Namun demikian perlawanan juga makin marak. Selain ramainya pemberitaan di media-media cetak dan elektronik menentang penggunaan istilah "Empat Pilar" dan sosialisasinya, protes berbagai elemen masyarakat terjadi di mana-mana. 
Antara lain unjuk rasa atau demo massa/ mahasiswa di berbagai kota, seperti Lampung, Riau, Jakarta, Yogyakarta, Solo, Semarang, Surabaya, Malang, Bali. Tidak ketinggalan PBNU dan PKB.

Frasa "Empat Pilar" dibatalkan

Perlawanan juga dilakukan melalui forum ilmiah. Contohnya Kongres Pancasila IV di UGM (Juni 2012), Kongres Pancasila V di UGM (Juni 2013), Sarasehan Nasional di UGM (Agustus 2013). Selanjutnya pada November 2013 sekelompok masyarakat (MPP Joglosemar/ PSP UGM) mengajukan judicial review Pasal 34 ayat (3b) UU Nomor 2 Tahun 2011 ke MK melalui gugatan perkara Nomor 100/PUU-XI/2013. Karena Pasal/ ayat itulah yang menjadi biang muncul dan merebaknya istilah "pilar".  

April 2014 MK mengabulkan permohonan gugatan. Dengan kata lain MK membatalkan frasa "Empat Pilar Berbangsa dan Bernegara". Demi hukum, praktis sejak tanggal itu istilah tersebut tidak dapat lagi digunakan. Tetapi tidak seperti Lemhannas, UGM, dan beberapa institusi negara lainnya, MPR bergeming. 
Seakan-akan sudah menjadi "brand" terkenal yang sudah melekat dan tak tergantikan, MPR memilih bertahan. Tetapi karena publik terus menekan, MPR memodifikasinya menjadi "Empat Pilar MPR RI". Segampang dan sesederhana itu.

GPM benteng Pancasila

Dalam sidang BPUPKI tanggal 1 Juni 1945, Sukarno sendiri mengatakan bahwa Pancasila adalah dasar negara. Demikian pula ditegaskan di alinea-4 Pembukaan UUD NRI 1945. Upaya mengganti istilah "dasar negara" dengan nama lain, seperti "pilar", selain mencederai nilai-nilai perjuangan dan mengingkari kesepakatan para pendiri bangsa, juga sangat-sangat berpotensi mengancam keselamatan negara. 

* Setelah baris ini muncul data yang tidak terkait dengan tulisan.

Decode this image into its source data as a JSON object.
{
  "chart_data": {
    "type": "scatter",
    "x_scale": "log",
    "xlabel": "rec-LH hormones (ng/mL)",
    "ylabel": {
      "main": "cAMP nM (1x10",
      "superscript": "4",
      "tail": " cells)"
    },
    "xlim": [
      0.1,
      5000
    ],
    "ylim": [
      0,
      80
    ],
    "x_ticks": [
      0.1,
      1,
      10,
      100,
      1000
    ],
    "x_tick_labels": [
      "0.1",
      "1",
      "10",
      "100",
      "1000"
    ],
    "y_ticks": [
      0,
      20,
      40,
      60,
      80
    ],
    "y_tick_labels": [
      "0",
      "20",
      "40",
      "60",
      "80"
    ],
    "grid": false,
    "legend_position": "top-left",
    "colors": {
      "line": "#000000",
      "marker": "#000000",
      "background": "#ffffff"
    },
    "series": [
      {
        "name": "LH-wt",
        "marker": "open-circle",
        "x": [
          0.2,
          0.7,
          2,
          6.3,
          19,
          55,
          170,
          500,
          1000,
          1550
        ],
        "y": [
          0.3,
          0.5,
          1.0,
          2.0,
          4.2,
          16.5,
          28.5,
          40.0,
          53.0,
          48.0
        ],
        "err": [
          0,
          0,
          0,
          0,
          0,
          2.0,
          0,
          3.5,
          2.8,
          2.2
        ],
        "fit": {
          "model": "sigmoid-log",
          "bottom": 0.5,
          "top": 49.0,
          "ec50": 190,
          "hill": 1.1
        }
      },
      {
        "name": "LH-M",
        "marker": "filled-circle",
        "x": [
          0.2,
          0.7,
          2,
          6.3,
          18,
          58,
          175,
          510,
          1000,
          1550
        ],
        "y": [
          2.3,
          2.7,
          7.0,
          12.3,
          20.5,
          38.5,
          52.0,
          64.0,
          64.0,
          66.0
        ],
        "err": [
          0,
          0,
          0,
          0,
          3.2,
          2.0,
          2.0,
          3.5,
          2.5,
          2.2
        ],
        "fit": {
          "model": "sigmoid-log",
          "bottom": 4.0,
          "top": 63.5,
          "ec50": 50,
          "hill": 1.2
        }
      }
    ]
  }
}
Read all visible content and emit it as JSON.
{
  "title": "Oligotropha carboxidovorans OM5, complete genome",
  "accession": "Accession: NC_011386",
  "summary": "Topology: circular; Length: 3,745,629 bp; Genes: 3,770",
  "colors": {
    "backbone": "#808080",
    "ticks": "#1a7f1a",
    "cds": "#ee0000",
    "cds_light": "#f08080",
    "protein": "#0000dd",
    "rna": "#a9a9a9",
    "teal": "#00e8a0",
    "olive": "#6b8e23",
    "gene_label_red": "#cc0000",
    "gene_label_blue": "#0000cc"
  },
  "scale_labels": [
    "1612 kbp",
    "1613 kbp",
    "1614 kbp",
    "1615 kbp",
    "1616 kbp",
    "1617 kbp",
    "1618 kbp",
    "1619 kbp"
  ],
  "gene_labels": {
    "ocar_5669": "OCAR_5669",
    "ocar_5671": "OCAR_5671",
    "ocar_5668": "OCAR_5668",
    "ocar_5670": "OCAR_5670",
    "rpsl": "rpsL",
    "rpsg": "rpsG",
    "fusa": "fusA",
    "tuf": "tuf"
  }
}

Pertanyaannya, kenapa MPR masih ngotot dan mati-matian mempertahankan "pilar"?! Arogansi semacam itu memunculkan spekulasi dan tanda tanya besar di balik kampanye "Empat Pilar". Ada apa?! Bukankah "pilar" tak ubahnya tiang penyangga?! Di sinilah kebangkitan Gerakan Pemuda Marhaenis (GPM) menjadi sangat penting dan tak dapat ditunda-tunda. 

Karena GPM-lah yang diharap mampu menjadi benteng, baik terselubung maupun terang-terangan setiap upaya mendeideologisasi Pancasila sebagi dasar negara. MERDEKA!!!